La dinde est muette quand elle sort du four mais la croûte craquante allume notre regard et les effluves orientales viennent nous chatouiller le nez. À table, les couleurs se marient à merveille : les teintes dorées de la dinde commencent un match de tennis avec la couleur ambrée du vin. Avec la première gorgée de Rivesaltes, nous sommes bousculés dans nos certitudes. Les épices orientales de la dinde et sa chaire renvoient aux arômes entêtants du vieux Rivesaltes : caramel, noix de cajou, figues séchées : nous tombons à la renverse. Les convives sourient. Et nous aussi.
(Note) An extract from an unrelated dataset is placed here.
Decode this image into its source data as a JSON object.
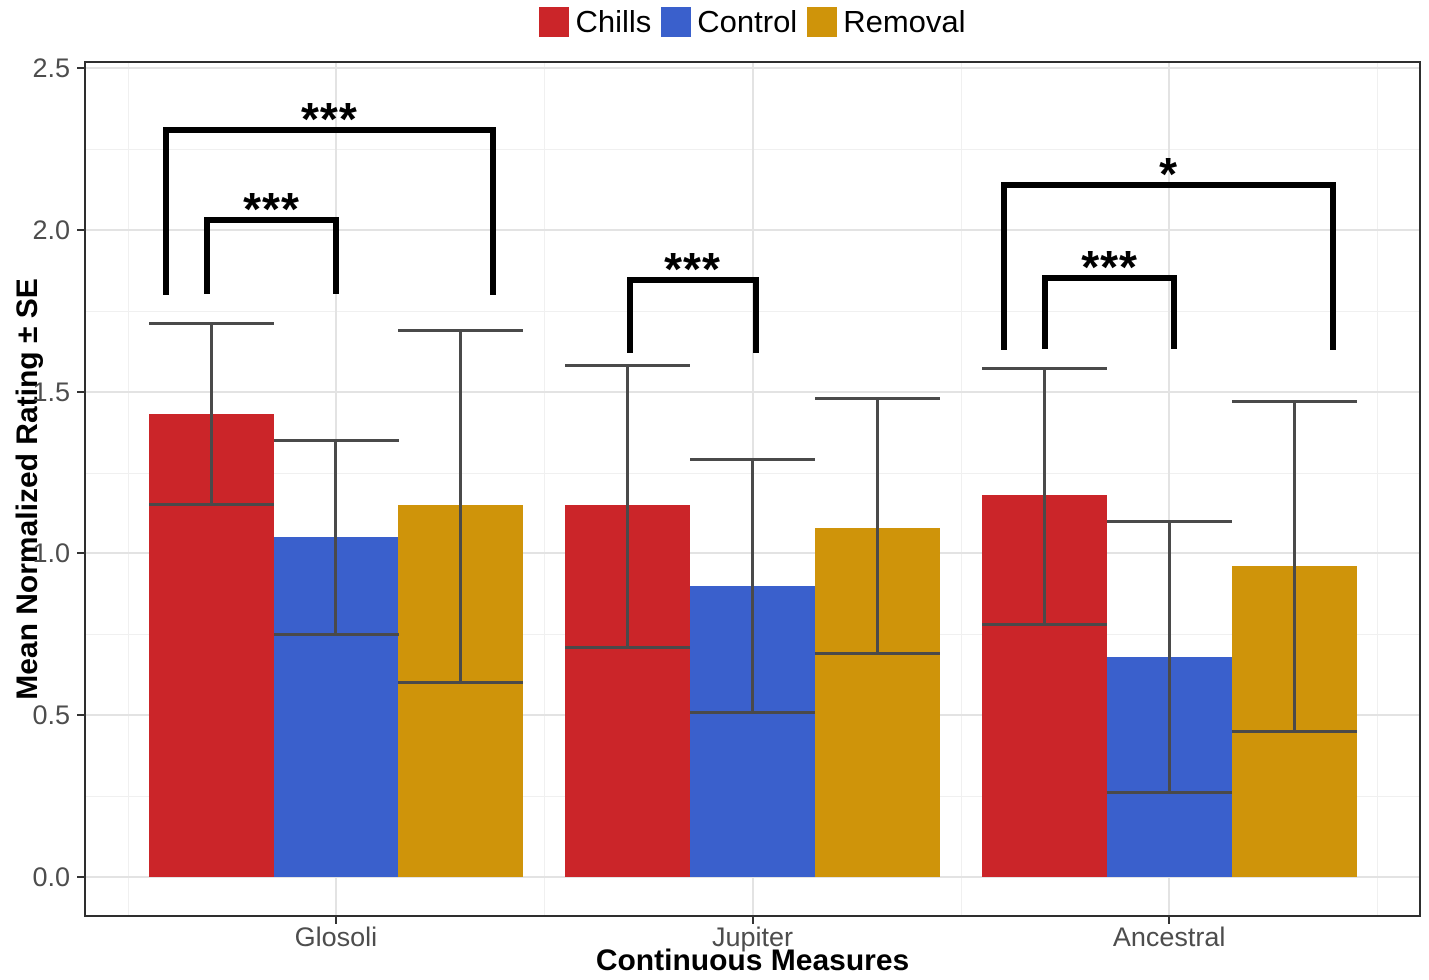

L’accord avec les fromages est le plus puissant, le plus évident aussi. Manon m’a glissé dans l’oreille qu’elle apporterait un Maroilles un peu affiné. Une bête de concours. Le Rivesaltes ambré dégusté auparavant fonctionne très bien aussi. L’agressivité du Maroilles se fait dompter par la bouche moelleuse du vin, ou est-ce l’inverse ? La chaleur de l’alcool aide aussi le vin à se ‘rebeller’ contre la texture légèrement compacte du fromage. Notre palais s’enchante et les sensations nous traversent tout le corps.
Manon, Jean-Marc, où êtes-vous ?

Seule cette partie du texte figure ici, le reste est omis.